Vendredi, un coéquipier de la Pulga, Lucas Biglia a pris la parole pour soutenir le génie de la sélection. “Si il a besoin de faire un break, on l'appuiera” a assuré le milieu défensif, à TyC Sports. Dans la même interview, Biglia a assuré que Messi était en larmes dans le car qui ramenait l'Albiceleste du stade de Santiago à l'hôtel, qu'il ne l'avait jamais vu dans un tel état de détresse.
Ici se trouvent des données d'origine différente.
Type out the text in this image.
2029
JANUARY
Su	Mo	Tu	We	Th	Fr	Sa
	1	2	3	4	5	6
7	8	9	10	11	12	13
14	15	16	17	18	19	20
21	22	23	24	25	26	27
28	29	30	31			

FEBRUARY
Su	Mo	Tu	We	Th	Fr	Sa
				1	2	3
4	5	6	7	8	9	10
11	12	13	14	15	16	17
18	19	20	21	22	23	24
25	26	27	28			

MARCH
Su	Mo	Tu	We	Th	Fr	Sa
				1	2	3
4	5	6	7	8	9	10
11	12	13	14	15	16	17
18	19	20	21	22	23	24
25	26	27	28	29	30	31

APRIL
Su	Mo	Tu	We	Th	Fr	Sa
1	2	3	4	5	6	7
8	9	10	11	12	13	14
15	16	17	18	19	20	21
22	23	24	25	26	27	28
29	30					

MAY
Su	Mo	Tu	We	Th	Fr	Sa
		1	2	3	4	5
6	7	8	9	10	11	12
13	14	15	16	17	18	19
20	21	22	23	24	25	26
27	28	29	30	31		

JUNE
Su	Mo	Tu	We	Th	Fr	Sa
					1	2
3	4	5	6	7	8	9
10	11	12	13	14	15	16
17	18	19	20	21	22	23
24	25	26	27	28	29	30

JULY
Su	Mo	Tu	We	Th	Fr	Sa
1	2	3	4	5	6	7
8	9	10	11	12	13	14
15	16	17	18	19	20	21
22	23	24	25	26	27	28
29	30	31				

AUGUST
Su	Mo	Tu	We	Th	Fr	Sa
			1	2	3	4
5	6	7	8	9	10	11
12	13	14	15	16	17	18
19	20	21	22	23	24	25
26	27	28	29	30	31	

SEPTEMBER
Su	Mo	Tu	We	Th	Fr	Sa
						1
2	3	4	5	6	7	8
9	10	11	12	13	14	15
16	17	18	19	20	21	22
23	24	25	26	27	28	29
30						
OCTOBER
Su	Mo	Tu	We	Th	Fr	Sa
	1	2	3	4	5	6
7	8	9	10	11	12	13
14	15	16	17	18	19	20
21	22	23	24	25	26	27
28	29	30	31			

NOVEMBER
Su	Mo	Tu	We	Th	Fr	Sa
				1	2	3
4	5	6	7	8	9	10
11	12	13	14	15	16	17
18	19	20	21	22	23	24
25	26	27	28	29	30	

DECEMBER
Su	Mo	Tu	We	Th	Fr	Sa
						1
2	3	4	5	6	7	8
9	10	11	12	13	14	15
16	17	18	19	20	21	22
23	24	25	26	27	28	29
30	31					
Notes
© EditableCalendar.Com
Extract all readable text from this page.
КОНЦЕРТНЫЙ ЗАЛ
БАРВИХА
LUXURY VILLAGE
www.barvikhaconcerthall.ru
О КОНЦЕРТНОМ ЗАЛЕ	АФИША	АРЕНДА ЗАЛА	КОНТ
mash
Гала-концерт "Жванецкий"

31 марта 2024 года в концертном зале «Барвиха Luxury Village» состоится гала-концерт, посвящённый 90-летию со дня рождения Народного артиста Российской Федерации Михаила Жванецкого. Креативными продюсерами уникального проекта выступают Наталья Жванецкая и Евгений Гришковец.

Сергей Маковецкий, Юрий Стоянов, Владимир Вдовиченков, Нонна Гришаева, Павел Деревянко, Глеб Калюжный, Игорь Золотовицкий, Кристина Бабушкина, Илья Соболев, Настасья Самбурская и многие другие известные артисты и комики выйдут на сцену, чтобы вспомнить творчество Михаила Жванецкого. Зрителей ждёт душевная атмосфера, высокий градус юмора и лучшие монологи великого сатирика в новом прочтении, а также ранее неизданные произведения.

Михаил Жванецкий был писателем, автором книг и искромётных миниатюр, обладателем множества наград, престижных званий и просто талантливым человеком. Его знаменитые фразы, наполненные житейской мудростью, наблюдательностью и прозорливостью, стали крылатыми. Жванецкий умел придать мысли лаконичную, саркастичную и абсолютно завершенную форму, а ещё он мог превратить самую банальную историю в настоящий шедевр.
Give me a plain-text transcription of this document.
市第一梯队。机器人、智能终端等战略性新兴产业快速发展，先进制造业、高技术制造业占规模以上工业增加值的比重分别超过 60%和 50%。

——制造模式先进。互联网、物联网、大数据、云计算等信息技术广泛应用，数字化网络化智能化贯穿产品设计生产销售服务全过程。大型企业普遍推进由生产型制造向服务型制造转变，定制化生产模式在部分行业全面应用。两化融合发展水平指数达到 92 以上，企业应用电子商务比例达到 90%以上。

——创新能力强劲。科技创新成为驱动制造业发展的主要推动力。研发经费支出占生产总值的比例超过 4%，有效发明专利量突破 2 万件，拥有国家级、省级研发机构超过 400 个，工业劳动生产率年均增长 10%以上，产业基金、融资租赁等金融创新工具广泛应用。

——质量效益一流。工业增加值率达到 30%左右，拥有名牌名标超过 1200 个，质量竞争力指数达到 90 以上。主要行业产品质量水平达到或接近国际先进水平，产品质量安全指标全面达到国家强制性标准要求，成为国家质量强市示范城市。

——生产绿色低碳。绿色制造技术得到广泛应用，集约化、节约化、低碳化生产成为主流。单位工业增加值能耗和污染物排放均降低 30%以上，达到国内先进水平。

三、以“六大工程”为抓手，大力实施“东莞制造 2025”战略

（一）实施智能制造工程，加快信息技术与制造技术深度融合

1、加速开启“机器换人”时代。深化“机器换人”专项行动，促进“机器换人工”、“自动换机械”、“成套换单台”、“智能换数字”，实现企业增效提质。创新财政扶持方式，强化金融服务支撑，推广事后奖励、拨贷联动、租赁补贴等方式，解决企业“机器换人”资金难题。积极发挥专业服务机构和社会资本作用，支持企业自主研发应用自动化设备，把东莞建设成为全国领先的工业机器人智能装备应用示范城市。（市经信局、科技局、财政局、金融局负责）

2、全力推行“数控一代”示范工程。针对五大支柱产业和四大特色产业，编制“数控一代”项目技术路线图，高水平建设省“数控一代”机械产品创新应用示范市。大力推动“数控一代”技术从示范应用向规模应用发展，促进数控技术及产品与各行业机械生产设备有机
Pour sa part, le directeur d'Olé semble suggérer des vacances forcées à Messi dans la conclusion de son editorial qui a enflammé le débat autour du quadruple Ballon d'Or : “Quand ton meilleur joueur, le meilleur du monde, regarde par terre et veut que la terre l'ensevelisse (…) il est temps d'accepter le problème et de prendre des décisions fortes.” S'il vient à s'éloigner de la sélection, Messi prendrait le risque de voir son dossier d'accusation pour “pecho frio” prendre du poids, mais il pourrait aussi revenir en sauveur en cas de déroute de l'Albiceleste en son absence. “Pourquoi en Argentine ne peut-on pas profiter d'avoir le meilleur joueur du monde, et n'en prend-on pas soin comme un Barcelone ?” s'interroge Lucas Biglia. Pour qui le problème ne vient pas de Messi, mais de l'Argentine ...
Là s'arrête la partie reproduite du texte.